資産運用時事コラムでは、今回と次回の2回にわたって「プライベートデット」を取り上げます。今回は「基礎編」としてプライベートデットの基本的な仕組みを総括し、次回はダイレクトレンディング戦略を中心に足元の市場環境と今後の見通し・課題を整理します。
■今回の目次
1.PDの基本的な仕組み
・DLにおける融資先の規模
・スプレッド水準は?
・シニア、メザニン、ユニトランシェの違い
・代表的なコベナンツとその重要性
・ファンドレベルのレバレッジは必要か
・一般的なファンドの形態~クローズドエンド型かオープンエンド型か~
・「スポンサー付き」とは?
・どのようなファンドを選択すべきか
2.ベンチマークにみるPDのリターン推移、クレジットロスはどの程度?
■後編の目次(後日掲載予定)
ダイレクトレンディングに関する井戸端会議 ~ 最新動向を議論する
・はじめに~井戸端会議参加者プロファイル
・年金の増加は巡航速度、DLに熱い視線を注ぐ生保は年金を上回る勢い
・当面フォローの風が吹き続けるが今後の懸念は?
・スポンサー付き案件への影響
・パブリック市場(バンクローン、HY債)の変調を受けPDは融資が大型化
・大型案件ではコベナンツ・ライトが進む?
・DLは既に大型LBOの世界でも地位を確保、パブリック物と共存する方向へ
・DLにおけるセカンダリー投資の現状
・DLにおけるESGの観点
・筆者あとがき
今回のコラムではインカム系のプライベートアセット(以下PA)として不動産、インフラと共に主軸をなすプライベートデット(以下PD)について取り上げる。

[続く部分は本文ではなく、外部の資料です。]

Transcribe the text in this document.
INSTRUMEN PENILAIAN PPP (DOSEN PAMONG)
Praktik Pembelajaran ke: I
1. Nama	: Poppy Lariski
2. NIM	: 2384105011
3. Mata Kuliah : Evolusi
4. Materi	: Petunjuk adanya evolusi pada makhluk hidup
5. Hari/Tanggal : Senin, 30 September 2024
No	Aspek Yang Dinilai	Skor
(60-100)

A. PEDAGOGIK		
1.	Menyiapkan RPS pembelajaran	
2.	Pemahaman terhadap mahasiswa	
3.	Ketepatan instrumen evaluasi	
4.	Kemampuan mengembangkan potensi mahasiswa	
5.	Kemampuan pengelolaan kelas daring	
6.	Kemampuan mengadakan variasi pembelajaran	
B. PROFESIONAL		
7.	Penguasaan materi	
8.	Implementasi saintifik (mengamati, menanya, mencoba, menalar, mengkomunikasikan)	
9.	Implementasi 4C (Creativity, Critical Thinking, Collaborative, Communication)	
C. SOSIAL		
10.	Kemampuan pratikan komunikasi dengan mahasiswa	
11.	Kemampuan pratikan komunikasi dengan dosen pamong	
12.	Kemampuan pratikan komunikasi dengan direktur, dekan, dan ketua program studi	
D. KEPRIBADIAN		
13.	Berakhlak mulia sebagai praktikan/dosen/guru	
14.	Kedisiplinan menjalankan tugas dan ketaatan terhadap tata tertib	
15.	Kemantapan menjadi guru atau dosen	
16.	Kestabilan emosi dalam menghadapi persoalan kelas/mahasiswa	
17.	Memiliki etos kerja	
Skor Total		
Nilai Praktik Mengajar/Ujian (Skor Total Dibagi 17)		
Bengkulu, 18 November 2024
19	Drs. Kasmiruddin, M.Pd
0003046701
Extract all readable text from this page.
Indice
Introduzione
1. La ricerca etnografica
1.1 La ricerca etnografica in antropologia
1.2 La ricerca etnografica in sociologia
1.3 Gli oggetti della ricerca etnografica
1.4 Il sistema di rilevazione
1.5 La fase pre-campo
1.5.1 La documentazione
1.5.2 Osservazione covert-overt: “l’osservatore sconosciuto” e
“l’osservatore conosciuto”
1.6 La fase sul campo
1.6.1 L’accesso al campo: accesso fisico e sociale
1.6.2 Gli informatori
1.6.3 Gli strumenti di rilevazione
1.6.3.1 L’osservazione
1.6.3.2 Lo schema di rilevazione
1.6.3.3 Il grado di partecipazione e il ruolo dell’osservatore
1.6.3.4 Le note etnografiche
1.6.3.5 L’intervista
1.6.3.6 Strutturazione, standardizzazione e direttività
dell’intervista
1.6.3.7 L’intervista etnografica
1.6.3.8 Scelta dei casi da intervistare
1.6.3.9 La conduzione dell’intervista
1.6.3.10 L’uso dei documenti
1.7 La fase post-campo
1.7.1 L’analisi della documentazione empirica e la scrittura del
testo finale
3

PDはプライベートエクイティ(以下PE)や不動産、インフラと比べると比較的新しい資産クラスであり、リーマンショック後の規制強化で貸出余力が低下した銀行に代わり、中小企業向け融資の新たなプロバイダーとして発展してきた経緯がある。従って、リーマンショック前は銀行が取り扱わないメザニンローンがPDの主たる融資対象であり、ファンドの数や金額も限定的であった。